Un istante dopo cacciò un urlo:
- Ecco, ora scopre il seno, te l’avevo detto che
l’avrebbe fatto. Non si vergogna di niente, quella! -
Con rapida mossa, la Regina del sole aveva infatti abbassato
le spalline della tunica e due seni enormi le penzolavano sul corpo. Flavio
estrasse freneticamente dallo zaino un binocolo e la inquadrò; poi lo offrì a
Liu Qin che oppose un fermo rifiuto:
- Sono capace di vedere il seno nudo anche a occhio
nudo. Sembrano due enormi mozzarelle, come quelle di Saraghina - commentò
scuotendo la testa - tra l’altro, mozzarelle o no, non le vede tutto il
vicinato? -
- Credo proprio di sì, ma lei se ne frega. Se
facessimo un’indagine in zona, forse scopriremmo che il negozio di ottica ha
avuto un’impennata di vendite di binocoli - concluse Fabio ridendo.
Liu Qin scosse la testa:
- Secondo te viviamo in un mondo di guardoni - disse -
io invece mi sento un po’ in imbarazzo. -
Ciò detto, estrasse dallo zaino un libro sulla cui
copertina campeggiavano ideogrammi cinesi e si mise ostentatamente a leggere.
- Che cosa leggi? - domandò Flavio, leggermente infastidito
da quello sfoggio di cultura.
- E’ il libro
più famoso di Mo Yan, lo scrittore cinese che ha vinto il Nobel del 2012. -
- Ah - disse l’altro, a cui quel nome non diceva assolutamente
nulla.
- Il ‘Mago della pizza’ buongiorno - aveva risposto
Vanessa al secondo squillo del telefono.
La voce femminile all’altro capo non era nota, doveva
essere una nuova cliente; ragione di più per essere gentili e trattarla bene.
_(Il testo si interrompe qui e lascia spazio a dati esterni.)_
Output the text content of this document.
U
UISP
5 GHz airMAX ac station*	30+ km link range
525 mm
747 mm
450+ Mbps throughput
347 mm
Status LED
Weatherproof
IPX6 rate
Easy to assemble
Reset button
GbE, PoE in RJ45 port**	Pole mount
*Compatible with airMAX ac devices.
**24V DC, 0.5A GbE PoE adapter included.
- Mi hanno detto che la vostra pizzeria fa la pizza
come a Napule… scusate, volevo dire come a Napoli. -
Una cliente nuova e per giunta napoletana era un buon
motivo per essere doppiamente gentili:
- Certamente, signora. Il pizzaiolo è napoletano -
rispose, barando sull’origine del marito - ha imparato a farla fin da bambino.
-
- Bene, allora mi mandi una pizza ‘alla napoletana’. -
Niente di strano, a voler ben vedere, pura routine. Però Vanessa si era inspiegabilmente
sentita percorrere da un brivido, come quando si è sfiorati da un pericolo ignoto.
“Sciocchezze”
pensò, mentre consegnava al marito il
foglietto con scritto ‘1 Napoli’; più tardi, quando fu pronta e inscatolata, si
rivolse ai due ragazzi sul retro:
- C’è questa pizza da consegnare. A una cliente nuova,
si chiama Scapece o Scopece, un nome del genere. Non serve il motorino perché
abita qui dietro, al secondo piano: chi va di voi due? -
- Qui dietro? Vuoi dire quella casa lì, al secondo
piano? - reagì Flavio, sbiancando in volto.
- Sì, perché? Ci sono forse i fantasmi, in quella
casa? Se non ti senti bene va Luigino… -
- No, no - la interruppe Flavio, quasi con un grido
soffocato mentre balzava in piedi - vado io, non c’è nessun fantasma. Inoltre, se
è una cliente nuova è meglio non presentarsi subito con uno straniero, caso mai
fosse leghista. -
- Veramente mi è parsa napoletana - disse la donna
che, non avendo tempo da perdere, appoggiò la pizza sul tavolino di ferro
smaltato e rientrò nel locale, concludendo:
- Decidete voi, per me è lo stesso, tu o lui... -
Secondo piano. Certo, non era detto che fosse lei, la
cliente che Flavio immaginava, perché c’erano più appartamenti sullo stesso
piano. Ma il fatto che Vanessa avesse parlato di una nuova cliente, al
femminile, forse napoletana, faceva ben sperare… ma sì, la Regina del Sole
poteva essere napoletana; a pensarci bene, ne aveva tutta l’aria.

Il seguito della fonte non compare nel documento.